Algorithmic problem: Sorting based on pairwise comparison

Type of algorithm: loop

## Abstract view

Invariant: After $i \geq 0$ iterations: The elements at positions $|S|-i+1,\dots,|S|$ are correctly placed in sorting order.

Variant: $i$ increases by $1$.

Break condition: $i = |S| - 1$.

## Induction Basis

Abstract view: Nothing to do.

Implementation: Nothing to do.

Proof: Nothing to show.

## Induction step

Abstract view: Identify the maximum out of $S[1],\dots,S[|S|-i+1]$ and then move it, by a swap, to position $|S|-i+1$.

Implementation:

1. Set $m := 1$
2. For all $j=2,\dots,|S|-i+1$: If $S[j] \gt S[m]$ set $m := j$.
3. Swap $S[m]$ and $S[|S|-i+1]$.

Correctness: Obviously: $S[m]$ is the maximum element out of $S[1],\dots,S[j]$.

## Complexity

Statement: The asymptotic complexity is in $\Theta(T\cdot n^2)$ in the best and worst case, where $T$ is the complexity of the comparison.
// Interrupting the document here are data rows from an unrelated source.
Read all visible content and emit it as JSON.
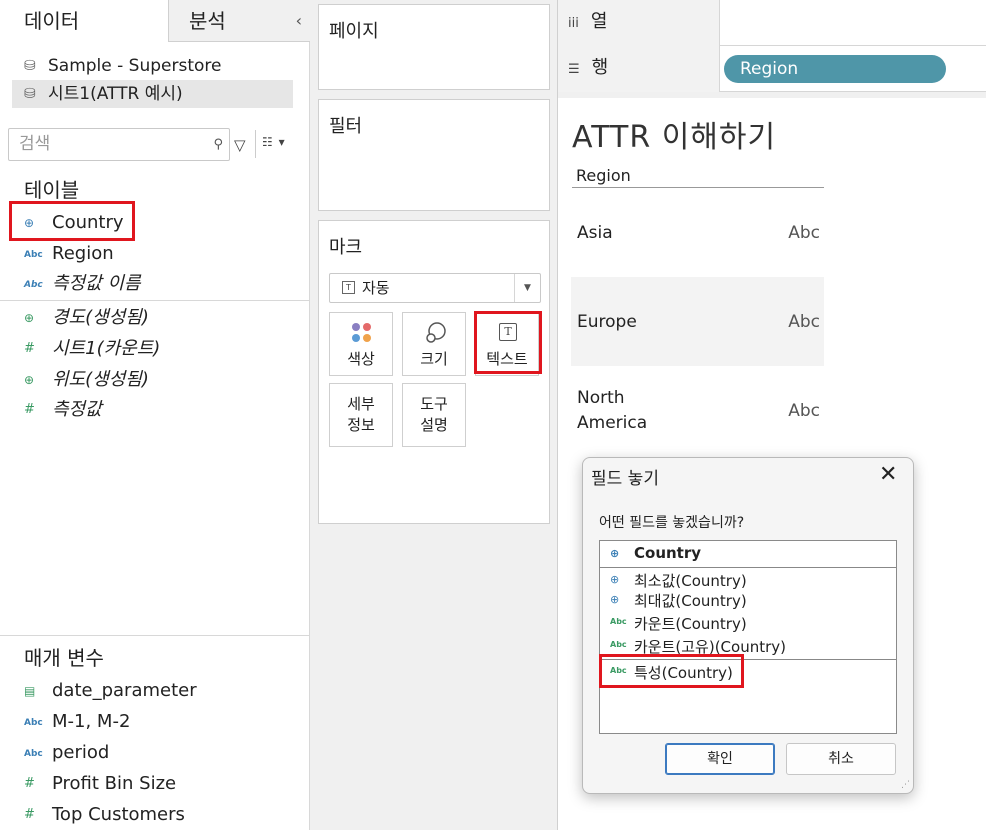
{
  "left": {
    "tabs": {
      "data": "데이터",
      "analysis": "분석",
      "collapse": "‹"
    },
    "datasources": [
      "Sample - Superstore",
      "시트1(ATTR  예시)"
    ],
    "search_placeholder": "검색",
    "tables_title": "테이블",
    "dimensions": [
      {
        "name": "Country",
        "icon": "globe-icon"
      },
      {
        "name": "Region",
        "icon": "abc-icon"
      },
      {
        "name": "측정값 이름",
        "icon": "abc-icon"
      }
    ],
    "measures": [
      {
        "name": "경도(생성됨)",
        "icon": "globe-icon"
      },
      {
        "name": "시트1(카운트)",
        "icon": "hash-icon"
      },
      {
        "name": "위도(생성됨)",
        "icon": "globe-icon"
      },
      {
        "name": "측정값",
        "icon": "hash-icon"
      }
    ],
    "parameters_title": "매개 변수",
    "parameters": [
      {
        "name": "date_parameter",
        "icon": "calendar-icon"
      },
      {
        "name": "M-1, M-2",
        "icon": "abc-icon"
      },
      {
        "name": "period",
        "icon": "abc-icon"
      },
      {
        "name": "Profit Bin Size",
        "icon": "hash-icon"
      },
      {
        "name": "Top Customers",
        "icon": "hash-icon"
      }
    ]
  },
  "middle": {
    "pages_title": "페이지",
    "filters_title": "필터",
    "marks_title": "마크",
    "mark_type": "자동",
    "mark_buttons": {
      "color": "색상",
      "size": "크기",
      "text": "텍스트",
      "detail_1": "세부",
      "detail_2": "정보",
      "tooltip_1": "도구",
      "tooltip_2": "설명"
    }
  },
  "shelves": {
    "columns_label": "열",
    "rows_label": "행",
    "rows_pill": "Region"
  },
  "viz": {
    "title": "ATTR 이해하기",
    "column_header": "Region",
    "rows": [
      {
        "label_1": "Asia",
        "label_2": "",
        "value": "Abc"
      },
      {
        "label_1": "Europe",
        "label_2": "",
        "value": "Abc"
      },
      {
        "label_1": "North",
        "label_2": "America",
        "value": "Abc"
      }
    ]
  },
  "dialog": {
    "title": "필드 놓기",
    "prompt": "어떤 필드를 놓겠습니까?",
    "options": [
      {
        "label": "Country",
        "icon": "globe-icon"
      },
      {
        "label": "최소값(Country)",
        "icon": "globe-icon"
      },
      {
        "label": "최대값(Country)",
        "icon": "globe-icon"
      },
      {
        "label": "카운트(Country)",
        "icon": "abc-icon"
      },
      {
        "label": "카운트(고유)(Country)",
        "icon": "abc-icon"
      },
      {
        "label": "특성(Country)",
        "icon": "abc-icon"
      }
    ],
    "ok": "확인",
    "cancel": "취소"
  }
}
Proof: The asymptotic complexity of the $i$-th iteration is in $\Theta(T\cdot(n - i))$. Therefore, the total complexity is in $\Theta\left(T\cdot\sum_{i=1}^{n-1} (n-i) \right) = \Theta\left(T\cdot\sum_{i=1}^{n-1} i \right) = \Theta\left(T\cdot\frac{n(n-1)}{2} \right) = \Theta\left(T\cdot n^2\right)$.